私の目の付け所から、戦術、内政に至るまで、何もかもが完璧だと思った。
(……なのに——!)
「確かに〝字拝命〟も目的の一つではありました。ですが来月のこともありますので……兵数の方は確保しておきたく——」
「……あのなぁ。そもそも俺たちは二人でやってきたんだ。別に大規模な軍とかいらねぇんだよ。都を取りにいくだけなら、お前の計画通り〝字〟があれば充分事足りる」
ここまで上手いこと言って、どうにかこうにかこの脳筋を路線に乗せてきた。
結局のところ、今回ミクスに仕掛ける〝私〟と〝ゲイル〟の理由は違うのだ。
ゲイルは〝国取り〟、 もしくは〝強敵との戦闘〟。
——けど、私はそんなことはどうでもいい。
そもそもが、一気に数十万人以上参戦するような大規模戦争のそれ自体に、その目的がある。
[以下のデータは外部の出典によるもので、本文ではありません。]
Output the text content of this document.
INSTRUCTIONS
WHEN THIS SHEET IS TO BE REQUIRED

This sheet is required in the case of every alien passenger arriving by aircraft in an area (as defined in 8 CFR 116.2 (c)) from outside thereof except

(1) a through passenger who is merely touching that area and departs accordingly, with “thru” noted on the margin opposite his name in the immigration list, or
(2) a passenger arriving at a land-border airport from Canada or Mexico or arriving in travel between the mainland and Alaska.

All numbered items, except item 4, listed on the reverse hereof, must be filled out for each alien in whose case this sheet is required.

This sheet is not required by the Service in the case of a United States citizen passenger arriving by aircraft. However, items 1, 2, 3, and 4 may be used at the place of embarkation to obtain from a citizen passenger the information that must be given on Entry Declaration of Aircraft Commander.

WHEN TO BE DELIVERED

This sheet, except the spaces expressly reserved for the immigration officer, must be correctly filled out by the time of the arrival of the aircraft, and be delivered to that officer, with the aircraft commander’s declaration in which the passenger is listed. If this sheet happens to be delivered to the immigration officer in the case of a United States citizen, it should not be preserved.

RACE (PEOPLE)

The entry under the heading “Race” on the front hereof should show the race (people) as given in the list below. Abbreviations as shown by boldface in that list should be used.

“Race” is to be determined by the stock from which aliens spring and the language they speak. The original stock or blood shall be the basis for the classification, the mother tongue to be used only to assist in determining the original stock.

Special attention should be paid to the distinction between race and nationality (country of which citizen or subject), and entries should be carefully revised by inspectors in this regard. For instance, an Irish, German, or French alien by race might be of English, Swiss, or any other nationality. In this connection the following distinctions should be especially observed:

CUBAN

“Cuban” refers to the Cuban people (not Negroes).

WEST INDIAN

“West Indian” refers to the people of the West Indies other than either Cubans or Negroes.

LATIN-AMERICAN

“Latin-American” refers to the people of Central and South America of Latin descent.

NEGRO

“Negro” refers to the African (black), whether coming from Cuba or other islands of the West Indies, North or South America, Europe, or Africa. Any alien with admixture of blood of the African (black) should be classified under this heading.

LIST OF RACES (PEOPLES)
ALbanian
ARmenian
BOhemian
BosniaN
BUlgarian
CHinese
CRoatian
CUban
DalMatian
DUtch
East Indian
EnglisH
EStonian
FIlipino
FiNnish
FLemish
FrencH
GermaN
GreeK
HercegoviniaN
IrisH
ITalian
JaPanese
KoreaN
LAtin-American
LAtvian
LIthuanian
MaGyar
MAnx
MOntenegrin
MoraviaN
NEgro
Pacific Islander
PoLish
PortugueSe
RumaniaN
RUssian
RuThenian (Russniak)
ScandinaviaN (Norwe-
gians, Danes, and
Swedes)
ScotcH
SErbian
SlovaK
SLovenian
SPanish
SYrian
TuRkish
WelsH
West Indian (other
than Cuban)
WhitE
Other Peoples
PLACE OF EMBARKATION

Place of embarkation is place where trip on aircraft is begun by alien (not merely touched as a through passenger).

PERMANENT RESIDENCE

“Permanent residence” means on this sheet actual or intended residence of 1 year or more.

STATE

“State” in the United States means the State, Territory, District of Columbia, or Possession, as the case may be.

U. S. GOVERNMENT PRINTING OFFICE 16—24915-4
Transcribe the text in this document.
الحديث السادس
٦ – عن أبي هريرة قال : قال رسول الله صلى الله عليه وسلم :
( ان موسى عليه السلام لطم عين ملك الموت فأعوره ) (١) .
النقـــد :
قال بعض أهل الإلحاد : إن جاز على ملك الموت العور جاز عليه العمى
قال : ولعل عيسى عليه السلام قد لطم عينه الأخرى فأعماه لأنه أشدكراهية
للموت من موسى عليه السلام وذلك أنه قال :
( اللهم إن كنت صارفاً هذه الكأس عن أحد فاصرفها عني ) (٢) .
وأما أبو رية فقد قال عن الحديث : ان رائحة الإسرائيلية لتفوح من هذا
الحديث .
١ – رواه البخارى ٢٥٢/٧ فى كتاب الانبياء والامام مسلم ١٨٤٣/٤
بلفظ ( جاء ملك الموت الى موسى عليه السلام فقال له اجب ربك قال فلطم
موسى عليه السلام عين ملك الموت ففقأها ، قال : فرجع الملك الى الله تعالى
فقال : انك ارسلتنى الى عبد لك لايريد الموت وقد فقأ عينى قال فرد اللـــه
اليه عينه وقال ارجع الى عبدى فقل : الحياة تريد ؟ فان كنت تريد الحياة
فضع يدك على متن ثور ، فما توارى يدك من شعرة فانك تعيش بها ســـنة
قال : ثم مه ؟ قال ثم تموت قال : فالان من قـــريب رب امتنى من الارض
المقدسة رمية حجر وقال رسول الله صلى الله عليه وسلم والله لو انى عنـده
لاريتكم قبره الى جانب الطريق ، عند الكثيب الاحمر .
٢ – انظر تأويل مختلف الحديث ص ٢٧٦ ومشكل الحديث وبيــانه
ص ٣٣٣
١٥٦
「お前が心配してるのは金のことか? それとも〝万が一の二の段〟の件か? 金なら頂上を取ったあとでいくらでもどうにでもなる。保険の作戦はそもそも、お前が『どうしても』と言うから採用したまで。そんなに不安なら自分でどうにかしろ、俺を頼るな。それとも何か? そんなに俺の力が信用できないか?」
「……! いえ、滅相もございません——」
この男……!
私が来てからここまで、散々いい思いをしてきたはずだけど?
頼るな? 自分でどうにかしろですって?
しかも俺の力が何?
あなたが勝とうが敗けようがどうでもいいの。
ただ時間いっぱいミクスを抑えてくれればいい、それだけなのよ——!
「ねぇターニャちゃん、なんでそんなに兵数に拘るの? それならあの時——」
「——っ! 申し訳ありませんでしたゲイル様、出過ぎました。私からは以上です」
「ん? ならいいけどよ。まぁ心配するな、ミクスはきっちり落とすからよ」
「んん? まいっか」
ユージーン……!
今何を言おうとしたの? こいつまさか……悪魔のことを!?
あれは私の直属の部隊だけでやったこと、万に一つも漏れる心配はないけど……絶対に余計なことは言わないで。
どうやら私の想定以上にゲイルはあの悪魔を気に入ってたみたいだし……まさか私が殺したなんて知れたら、この先の計画にさらに支障が出るかもしれない。
あといつも思うけど、ゲイルの前でだけ私のことを〝ちゃんづけ〟で呼ぶのは止めて。
反吐が出る。
現状の兵数は役1万5千……あと3万……いえ、最低でも2万5千は欲しい。
とにかくもう時間もないし、これ以上こいつらの道楽に付き合っている暇はないわね。
人間はもう諦める、高望みしない。
今後は魔獣の補充に全力を上げ、来たるべき日に備えるしかない——。